Beaucoup d’organisations favorisent la peur de l’échec parce qu’il y a une assomption que si l’équipe échoue il y aura d’excessives conséquences négatives pour l’organisation. Une meilleure posture envers ceci est qu’échouer de manière répétitive à cause des mêmes difficultés est un problème. Il est plus important d’utiliser l’échec comme un outil d’amélioration. Si l’équipe a peur d’échouer alors ses membres ne sont pas enclins à agir ou à prendre des décisions.

9. Les chefs de projet ne peuvent pas être efficaces dans leur rôle à moins qu’ils n’aient l’expertise technique spécifique dans le domaine donné du projet.

Vous n’avez pas besoin d’être un ingénieur pour gérer un projet de construction ou un programmeur pour gérer un projet de développement logiciel. Tout dont vous avez besoin est une compréhension fondamentale et des compétences fortes de chef de projet pour diriger le processus.
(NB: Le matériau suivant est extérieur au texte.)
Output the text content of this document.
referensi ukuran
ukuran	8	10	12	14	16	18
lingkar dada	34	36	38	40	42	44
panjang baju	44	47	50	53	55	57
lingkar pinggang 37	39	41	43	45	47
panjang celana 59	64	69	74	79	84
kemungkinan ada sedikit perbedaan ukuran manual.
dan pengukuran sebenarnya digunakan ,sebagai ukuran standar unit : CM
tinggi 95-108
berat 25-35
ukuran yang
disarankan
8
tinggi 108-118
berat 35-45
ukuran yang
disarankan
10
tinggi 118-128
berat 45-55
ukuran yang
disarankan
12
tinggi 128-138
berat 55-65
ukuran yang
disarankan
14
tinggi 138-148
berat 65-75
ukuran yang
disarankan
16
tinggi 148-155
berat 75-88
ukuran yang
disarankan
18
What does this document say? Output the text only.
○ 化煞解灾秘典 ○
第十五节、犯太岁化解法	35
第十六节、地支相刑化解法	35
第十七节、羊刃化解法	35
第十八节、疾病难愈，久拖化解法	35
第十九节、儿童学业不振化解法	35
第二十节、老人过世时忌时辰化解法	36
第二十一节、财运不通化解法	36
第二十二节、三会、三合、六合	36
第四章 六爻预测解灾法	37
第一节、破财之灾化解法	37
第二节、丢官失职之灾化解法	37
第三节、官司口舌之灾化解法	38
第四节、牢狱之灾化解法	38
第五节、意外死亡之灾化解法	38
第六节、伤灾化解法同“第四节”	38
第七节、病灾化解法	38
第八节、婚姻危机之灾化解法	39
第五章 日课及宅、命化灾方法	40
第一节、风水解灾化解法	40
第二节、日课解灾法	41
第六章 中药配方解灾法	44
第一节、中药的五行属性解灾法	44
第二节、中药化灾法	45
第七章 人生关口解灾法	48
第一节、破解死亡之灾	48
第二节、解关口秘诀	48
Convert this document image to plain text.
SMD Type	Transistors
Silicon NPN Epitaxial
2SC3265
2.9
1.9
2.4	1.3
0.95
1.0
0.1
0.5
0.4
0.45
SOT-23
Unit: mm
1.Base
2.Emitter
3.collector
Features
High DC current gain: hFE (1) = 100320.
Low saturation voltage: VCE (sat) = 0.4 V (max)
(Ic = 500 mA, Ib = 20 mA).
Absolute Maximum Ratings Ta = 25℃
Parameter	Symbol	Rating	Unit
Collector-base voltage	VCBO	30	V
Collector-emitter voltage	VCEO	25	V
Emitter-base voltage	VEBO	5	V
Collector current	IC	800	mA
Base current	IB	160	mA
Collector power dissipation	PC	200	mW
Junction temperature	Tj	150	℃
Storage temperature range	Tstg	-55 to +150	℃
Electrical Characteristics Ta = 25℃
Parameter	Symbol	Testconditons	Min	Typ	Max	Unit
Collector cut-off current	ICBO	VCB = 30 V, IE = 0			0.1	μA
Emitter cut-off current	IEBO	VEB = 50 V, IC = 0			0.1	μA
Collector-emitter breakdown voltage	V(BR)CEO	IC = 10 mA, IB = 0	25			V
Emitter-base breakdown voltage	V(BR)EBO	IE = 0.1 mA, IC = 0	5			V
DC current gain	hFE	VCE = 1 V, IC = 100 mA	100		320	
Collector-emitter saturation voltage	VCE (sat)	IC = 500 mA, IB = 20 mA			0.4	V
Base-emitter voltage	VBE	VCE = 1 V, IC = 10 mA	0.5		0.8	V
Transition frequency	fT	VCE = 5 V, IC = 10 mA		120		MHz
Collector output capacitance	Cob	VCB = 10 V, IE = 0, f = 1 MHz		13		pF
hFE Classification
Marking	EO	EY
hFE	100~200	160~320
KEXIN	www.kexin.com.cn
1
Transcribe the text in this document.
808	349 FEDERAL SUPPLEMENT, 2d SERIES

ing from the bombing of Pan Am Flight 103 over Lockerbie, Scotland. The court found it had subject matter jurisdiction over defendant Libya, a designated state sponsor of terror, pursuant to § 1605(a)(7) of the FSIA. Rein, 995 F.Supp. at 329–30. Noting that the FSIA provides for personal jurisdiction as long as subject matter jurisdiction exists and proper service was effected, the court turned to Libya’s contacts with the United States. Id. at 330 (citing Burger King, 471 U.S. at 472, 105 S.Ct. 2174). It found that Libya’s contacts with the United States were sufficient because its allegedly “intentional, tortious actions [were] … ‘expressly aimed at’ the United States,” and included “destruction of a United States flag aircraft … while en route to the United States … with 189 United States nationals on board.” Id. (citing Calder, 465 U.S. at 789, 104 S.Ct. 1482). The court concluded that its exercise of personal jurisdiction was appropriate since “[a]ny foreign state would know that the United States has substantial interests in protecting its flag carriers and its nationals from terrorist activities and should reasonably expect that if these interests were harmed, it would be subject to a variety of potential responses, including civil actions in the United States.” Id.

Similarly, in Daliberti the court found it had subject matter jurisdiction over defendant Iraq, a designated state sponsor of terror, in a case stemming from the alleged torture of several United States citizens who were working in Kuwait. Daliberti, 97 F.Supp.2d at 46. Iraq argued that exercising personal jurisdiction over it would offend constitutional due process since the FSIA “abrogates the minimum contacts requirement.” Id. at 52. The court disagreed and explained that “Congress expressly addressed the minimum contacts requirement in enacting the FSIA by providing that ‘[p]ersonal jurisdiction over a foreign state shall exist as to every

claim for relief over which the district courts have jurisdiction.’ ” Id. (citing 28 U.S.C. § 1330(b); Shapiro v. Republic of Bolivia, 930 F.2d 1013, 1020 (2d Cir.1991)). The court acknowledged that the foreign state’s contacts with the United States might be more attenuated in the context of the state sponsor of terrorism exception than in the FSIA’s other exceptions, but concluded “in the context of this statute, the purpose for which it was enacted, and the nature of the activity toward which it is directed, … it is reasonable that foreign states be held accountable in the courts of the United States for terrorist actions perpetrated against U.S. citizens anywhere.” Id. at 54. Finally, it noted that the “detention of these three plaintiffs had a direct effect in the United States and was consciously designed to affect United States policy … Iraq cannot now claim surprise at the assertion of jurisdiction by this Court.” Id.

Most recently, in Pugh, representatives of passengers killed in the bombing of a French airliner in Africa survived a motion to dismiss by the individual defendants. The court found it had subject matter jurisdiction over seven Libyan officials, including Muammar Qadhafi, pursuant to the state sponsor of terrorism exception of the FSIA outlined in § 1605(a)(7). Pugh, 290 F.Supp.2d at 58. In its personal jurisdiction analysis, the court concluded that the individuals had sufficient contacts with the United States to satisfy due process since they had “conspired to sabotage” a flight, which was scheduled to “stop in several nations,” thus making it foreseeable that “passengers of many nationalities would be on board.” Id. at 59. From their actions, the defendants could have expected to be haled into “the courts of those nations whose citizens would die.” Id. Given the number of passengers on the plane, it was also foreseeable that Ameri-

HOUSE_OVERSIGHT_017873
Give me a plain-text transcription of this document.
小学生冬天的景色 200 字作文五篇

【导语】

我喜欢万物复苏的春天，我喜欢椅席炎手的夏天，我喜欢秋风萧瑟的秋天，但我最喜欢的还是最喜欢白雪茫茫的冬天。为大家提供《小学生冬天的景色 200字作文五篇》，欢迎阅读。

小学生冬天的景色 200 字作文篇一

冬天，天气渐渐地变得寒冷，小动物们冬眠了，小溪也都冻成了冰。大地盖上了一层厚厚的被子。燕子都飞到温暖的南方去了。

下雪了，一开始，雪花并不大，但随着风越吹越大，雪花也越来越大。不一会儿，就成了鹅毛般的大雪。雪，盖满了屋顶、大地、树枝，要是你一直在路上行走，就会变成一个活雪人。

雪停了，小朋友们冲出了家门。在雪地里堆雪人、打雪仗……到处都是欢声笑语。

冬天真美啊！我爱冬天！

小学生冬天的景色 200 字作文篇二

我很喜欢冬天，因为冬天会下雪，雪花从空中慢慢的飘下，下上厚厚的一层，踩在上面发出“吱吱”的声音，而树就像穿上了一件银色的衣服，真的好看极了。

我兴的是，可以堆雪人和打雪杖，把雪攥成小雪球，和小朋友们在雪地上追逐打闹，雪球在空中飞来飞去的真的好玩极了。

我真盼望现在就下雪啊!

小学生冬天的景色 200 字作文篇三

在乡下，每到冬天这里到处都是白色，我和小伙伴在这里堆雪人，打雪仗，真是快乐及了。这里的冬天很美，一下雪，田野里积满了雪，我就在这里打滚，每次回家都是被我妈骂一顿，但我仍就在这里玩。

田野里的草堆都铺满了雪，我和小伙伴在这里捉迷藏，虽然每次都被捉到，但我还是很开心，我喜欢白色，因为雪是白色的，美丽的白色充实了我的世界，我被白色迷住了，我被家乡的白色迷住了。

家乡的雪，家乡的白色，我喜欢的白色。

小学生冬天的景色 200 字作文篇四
L’expérience de terrain aide mais ne garantit pas le succès.

10. Une fois le projet démarré, il est difficile de l’arrêter ou de le terminer.

C’est particulièrement difficile parce que, si le projet n’atteint pas les objectifs business désirés ou ne se produit pas selon le plan, il peut y avoir une bonne raison de l’arrêter. Il n’y a aucun sens à continuer à jeter de l’argent par la fenêtre.

Je comprends que la profession s’est améliorée depuis les années 90 et que certains de ces mythes s’estompent. Cependant, nous en voyons toujours quelques restes sous une forme ou une autre. Si vous avez rencontré d’autres mythes, j’accueillerais aussi vos remarques.